If you are a well-paid female executive in California, you should be aware that the court may require you to pay your husband spousal support when you divorce if his earnings are substantially lower than yours. While “reverse alimony” remains a reasonably uncommon event, it is catching on across the country. As wife.org reports, it even has a new nickname: manimony.
Today approximately 20 percent of divorcing husbands nationwide get post-divorce manimony from their ex-wives. In the past five years, women have become the major or only breadwinner in approximately 40 percent of American households. It may surprise you to learn that over 2 million dads stay home to take care of the kids while their wives work to support the family.
Manimony factors
Courts use the same factors to determine the amount of either manimony or traditional alimony, called spousal support today.
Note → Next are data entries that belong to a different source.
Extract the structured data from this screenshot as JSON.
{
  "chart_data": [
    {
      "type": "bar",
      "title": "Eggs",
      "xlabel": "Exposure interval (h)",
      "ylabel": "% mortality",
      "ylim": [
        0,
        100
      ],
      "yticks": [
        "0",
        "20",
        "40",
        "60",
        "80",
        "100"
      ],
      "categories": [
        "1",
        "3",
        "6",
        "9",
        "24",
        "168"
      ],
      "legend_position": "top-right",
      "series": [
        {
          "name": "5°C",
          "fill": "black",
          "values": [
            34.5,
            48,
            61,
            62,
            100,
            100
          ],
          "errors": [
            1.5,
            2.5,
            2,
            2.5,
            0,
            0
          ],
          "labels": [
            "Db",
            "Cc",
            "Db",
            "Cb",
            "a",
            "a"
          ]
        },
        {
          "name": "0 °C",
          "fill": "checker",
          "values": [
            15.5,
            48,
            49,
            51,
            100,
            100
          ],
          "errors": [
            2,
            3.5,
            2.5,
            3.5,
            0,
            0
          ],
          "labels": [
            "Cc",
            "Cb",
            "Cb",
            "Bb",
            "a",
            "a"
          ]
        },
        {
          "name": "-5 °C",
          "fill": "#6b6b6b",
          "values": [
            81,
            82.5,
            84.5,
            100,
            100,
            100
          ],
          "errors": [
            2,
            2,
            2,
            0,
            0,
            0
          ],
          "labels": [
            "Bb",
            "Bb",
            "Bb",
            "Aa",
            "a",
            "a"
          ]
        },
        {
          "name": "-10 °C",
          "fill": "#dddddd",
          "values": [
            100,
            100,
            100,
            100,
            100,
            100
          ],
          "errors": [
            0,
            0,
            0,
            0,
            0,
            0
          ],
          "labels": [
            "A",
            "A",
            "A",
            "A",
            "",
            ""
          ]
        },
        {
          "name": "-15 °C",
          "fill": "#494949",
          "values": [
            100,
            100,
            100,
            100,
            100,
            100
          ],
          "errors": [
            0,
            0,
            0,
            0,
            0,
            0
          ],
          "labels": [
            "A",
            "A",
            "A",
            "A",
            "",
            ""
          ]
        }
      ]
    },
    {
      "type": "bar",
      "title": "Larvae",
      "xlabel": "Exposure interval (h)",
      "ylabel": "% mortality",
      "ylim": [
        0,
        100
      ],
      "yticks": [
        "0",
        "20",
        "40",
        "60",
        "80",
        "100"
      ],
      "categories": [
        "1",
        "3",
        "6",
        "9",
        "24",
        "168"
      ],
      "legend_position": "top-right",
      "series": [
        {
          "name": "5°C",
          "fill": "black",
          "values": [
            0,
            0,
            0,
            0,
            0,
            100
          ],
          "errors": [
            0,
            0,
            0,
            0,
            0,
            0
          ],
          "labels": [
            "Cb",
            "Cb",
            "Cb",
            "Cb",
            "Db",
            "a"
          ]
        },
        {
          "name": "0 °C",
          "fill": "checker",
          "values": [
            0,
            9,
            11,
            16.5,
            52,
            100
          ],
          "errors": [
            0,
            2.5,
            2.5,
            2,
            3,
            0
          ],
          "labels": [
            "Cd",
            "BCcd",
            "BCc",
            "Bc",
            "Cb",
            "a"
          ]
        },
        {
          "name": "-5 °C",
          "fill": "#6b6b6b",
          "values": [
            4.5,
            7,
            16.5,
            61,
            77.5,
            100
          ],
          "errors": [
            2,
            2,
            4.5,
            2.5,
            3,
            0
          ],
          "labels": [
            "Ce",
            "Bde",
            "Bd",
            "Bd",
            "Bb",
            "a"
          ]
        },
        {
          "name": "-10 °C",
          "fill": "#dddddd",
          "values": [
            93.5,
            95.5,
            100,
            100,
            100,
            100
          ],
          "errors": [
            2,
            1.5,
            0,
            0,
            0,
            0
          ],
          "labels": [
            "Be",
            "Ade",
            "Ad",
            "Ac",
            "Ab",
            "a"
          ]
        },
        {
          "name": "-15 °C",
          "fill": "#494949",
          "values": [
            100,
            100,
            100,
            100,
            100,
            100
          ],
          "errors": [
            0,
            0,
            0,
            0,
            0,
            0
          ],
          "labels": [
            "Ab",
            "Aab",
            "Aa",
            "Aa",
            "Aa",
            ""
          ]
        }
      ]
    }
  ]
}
These factors include the following:
- How much you earn as compared to how much your husband earns
- How much more likely you can obtain and maintain high-income jobs than your husband
- How much additional education or training your husband needs, if any, in order to increase his earning potential
- How long you and your husband have been married
- Noneconomic contributions your husband made to the marriage
Manimony payment length
Should the judge award your husband manimony, take comfort in the thought that you will not have to pay this amount forever. Spousal support awards generally last for no longer than 10 years at the most. In addition, most such awards stop if and when the receiving ex-spouse remarries. Furthermore, if the judge bases the award on your husband’s need for additional education or training, your payments likely will end once he receives it.
This is educational information and not intended to provide legal advice.